В словах «Ах, я помогла своему мужу» есть что-то невероятно детское. Во-первых, никогда точно не известно, не обстоит ли дело ровно наоборот. Возможно, с другой женщиной писатель написал бы больше, лучше. Наверняка мог бы создать что-то другое. Конечно, женщина всегда помогает мужчине жить, но она может и усложнить ему работу. Любая зрительница после часовой лекции писателя мечтает о том, чтобы стать его подругой, единственной верной и понимающей поклонницей любимого автора. Быть музой летчика из «Ночного полета», великого писателя!
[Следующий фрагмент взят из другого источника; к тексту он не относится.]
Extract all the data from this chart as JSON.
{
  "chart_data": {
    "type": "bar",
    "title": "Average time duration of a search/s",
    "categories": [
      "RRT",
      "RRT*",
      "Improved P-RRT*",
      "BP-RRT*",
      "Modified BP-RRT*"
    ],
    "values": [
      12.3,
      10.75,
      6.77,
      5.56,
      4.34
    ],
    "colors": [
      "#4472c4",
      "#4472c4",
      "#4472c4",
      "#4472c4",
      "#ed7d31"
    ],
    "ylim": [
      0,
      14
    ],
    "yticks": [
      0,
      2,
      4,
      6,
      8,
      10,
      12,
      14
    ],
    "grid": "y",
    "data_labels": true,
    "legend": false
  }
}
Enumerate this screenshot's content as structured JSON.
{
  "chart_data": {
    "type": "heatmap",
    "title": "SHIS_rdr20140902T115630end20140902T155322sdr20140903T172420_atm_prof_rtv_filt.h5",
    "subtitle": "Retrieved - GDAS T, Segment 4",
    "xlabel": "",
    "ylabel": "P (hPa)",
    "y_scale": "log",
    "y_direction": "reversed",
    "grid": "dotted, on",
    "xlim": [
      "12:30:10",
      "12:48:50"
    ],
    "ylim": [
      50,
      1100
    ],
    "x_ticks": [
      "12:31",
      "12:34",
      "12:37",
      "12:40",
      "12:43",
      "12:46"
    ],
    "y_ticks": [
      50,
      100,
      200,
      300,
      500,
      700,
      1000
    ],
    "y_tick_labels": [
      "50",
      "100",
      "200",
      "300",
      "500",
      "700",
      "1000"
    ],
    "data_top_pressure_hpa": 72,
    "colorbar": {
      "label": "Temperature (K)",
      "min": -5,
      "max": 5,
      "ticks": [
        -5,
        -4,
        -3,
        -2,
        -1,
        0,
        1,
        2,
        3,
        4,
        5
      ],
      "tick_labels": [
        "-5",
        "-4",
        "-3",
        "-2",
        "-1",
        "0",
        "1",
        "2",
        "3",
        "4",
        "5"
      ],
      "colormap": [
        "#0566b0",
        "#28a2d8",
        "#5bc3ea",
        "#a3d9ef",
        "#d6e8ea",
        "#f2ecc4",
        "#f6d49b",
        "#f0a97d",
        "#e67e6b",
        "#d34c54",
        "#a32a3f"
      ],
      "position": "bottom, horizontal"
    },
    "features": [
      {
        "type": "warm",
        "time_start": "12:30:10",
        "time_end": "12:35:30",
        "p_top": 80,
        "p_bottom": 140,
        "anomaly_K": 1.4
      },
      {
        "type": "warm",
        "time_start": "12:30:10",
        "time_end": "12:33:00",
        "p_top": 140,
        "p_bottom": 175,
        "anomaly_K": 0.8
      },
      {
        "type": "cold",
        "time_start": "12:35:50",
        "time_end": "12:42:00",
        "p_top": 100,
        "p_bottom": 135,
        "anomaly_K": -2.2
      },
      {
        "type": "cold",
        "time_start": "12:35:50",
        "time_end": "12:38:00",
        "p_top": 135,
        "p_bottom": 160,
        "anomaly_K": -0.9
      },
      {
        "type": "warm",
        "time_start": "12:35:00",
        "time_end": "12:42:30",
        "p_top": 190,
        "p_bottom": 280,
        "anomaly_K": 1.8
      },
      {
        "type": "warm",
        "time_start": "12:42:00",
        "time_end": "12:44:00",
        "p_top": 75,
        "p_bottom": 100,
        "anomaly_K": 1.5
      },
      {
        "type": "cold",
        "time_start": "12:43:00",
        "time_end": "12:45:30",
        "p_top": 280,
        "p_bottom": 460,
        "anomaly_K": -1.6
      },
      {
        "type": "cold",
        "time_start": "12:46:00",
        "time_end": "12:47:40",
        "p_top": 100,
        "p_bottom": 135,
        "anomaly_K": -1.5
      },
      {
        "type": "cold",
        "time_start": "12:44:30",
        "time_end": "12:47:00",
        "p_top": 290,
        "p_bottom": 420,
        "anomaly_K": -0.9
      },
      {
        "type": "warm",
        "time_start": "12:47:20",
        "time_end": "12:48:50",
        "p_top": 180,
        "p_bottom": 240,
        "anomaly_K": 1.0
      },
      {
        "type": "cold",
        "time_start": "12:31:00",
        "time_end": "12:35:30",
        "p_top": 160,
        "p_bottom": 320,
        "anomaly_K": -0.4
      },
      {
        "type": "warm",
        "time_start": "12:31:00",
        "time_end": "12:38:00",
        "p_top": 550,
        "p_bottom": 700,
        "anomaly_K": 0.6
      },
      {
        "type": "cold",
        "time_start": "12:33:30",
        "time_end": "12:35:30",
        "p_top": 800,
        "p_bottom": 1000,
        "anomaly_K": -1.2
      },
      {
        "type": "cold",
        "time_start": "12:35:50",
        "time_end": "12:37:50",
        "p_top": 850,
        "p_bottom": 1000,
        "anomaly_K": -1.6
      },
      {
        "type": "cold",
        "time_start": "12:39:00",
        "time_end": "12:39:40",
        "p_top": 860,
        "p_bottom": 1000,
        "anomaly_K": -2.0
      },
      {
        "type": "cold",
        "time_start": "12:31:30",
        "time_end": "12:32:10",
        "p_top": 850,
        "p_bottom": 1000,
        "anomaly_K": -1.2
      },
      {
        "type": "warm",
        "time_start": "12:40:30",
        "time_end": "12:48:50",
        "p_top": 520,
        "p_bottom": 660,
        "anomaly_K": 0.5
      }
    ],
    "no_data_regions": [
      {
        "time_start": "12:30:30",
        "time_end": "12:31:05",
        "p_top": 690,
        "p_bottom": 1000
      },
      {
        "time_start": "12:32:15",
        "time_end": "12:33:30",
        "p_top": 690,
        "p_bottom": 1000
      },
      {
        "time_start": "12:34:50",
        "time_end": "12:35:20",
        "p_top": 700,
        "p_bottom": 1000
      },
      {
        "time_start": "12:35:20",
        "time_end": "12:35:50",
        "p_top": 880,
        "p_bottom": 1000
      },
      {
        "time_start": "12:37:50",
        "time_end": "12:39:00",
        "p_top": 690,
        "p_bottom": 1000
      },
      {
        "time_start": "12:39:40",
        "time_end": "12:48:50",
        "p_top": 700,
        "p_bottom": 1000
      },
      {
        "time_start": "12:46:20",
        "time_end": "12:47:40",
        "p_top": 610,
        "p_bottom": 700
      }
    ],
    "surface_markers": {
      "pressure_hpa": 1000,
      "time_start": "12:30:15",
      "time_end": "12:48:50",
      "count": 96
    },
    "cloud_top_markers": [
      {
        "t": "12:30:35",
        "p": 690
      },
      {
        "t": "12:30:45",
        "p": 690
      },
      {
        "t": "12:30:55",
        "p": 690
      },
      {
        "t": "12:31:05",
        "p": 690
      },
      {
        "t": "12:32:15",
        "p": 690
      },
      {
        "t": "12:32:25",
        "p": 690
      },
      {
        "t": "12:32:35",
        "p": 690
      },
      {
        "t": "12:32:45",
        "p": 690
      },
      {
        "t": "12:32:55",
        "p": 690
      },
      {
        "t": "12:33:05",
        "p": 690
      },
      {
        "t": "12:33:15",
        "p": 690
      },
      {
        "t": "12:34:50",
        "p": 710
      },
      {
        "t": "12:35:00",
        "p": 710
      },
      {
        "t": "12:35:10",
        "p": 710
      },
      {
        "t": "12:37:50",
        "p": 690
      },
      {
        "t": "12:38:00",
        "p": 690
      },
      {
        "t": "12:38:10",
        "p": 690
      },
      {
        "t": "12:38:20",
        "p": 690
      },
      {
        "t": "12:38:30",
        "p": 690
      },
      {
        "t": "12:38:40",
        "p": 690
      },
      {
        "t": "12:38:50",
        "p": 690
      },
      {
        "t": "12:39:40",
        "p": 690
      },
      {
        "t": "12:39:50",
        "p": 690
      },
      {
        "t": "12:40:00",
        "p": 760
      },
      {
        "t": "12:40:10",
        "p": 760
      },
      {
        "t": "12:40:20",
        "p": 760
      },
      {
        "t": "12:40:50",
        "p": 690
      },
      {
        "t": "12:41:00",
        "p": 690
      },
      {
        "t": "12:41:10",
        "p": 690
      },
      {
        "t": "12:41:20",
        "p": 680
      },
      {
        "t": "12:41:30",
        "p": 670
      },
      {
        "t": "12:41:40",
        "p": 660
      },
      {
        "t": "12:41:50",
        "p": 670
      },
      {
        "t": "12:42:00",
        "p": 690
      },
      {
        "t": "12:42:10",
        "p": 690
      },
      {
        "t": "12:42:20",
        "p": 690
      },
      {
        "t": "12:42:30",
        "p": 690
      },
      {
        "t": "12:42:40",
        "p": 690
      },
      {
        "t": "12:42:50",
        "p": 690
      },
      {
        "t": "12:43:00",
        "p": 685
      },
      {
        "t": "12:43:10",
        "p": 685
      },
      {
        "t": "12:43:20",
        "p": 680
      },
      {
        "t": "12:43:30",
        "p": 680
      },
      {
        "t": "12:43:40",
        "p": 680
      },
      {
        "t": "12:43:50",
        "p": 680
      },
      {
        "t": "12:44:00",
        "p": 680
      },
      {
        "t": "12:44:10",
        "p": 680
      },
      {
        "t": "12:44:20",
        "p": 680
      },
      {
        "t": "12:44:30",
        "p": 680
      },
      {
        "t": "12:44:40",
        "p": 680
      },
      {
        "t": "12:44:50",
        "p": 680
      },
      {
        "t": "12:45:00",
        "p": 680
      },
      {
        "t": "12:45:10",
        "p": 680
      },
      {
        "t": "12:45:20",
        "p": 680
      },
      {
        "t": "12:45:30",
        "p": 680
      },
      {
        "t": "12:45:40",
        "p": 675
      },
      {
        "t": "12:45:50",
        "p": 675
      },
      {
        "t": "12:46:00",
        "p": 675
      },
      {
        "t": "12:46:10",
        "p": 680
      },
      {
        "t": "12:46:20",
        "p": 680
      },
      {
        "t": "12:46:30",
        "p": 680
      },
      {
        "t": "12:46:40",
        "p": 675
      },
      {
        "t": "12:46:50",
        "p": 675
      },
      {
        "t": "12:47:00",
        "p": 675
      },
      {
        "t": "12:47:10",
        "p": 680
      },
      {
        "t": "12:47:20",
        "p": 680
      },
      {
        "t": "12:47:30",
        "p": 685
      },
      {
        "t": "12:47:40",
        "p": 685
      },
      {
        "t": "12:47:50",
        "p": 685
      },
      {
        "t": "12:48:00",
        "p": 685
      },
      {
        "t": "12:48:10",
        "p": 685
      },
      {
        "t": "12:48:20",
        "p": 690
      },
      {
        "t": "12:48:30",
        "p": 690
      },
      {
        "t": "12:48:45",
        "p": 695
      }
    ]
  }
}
И в это мгновение появляется жена и говорит ему: «Муженек, уже поздно, пора возвращаться домой».

Все кончено. Что за женщина! Что за ведьма! Какое отсутствие такта! В тот момент, когда приглашенная им или случайно представленная ему поклонница наконец-то остается со своим кумиром один на один, появляется законная супруга! Поверьте, это непростительно!

Следовало стать бесчувственной, всегда готовой бодрствовать и ни в чем не ограничивать его. Наконец я мало-помалу осознала, что лучше оставить его в покое, дать ему свободу, ведь я доверяла ему.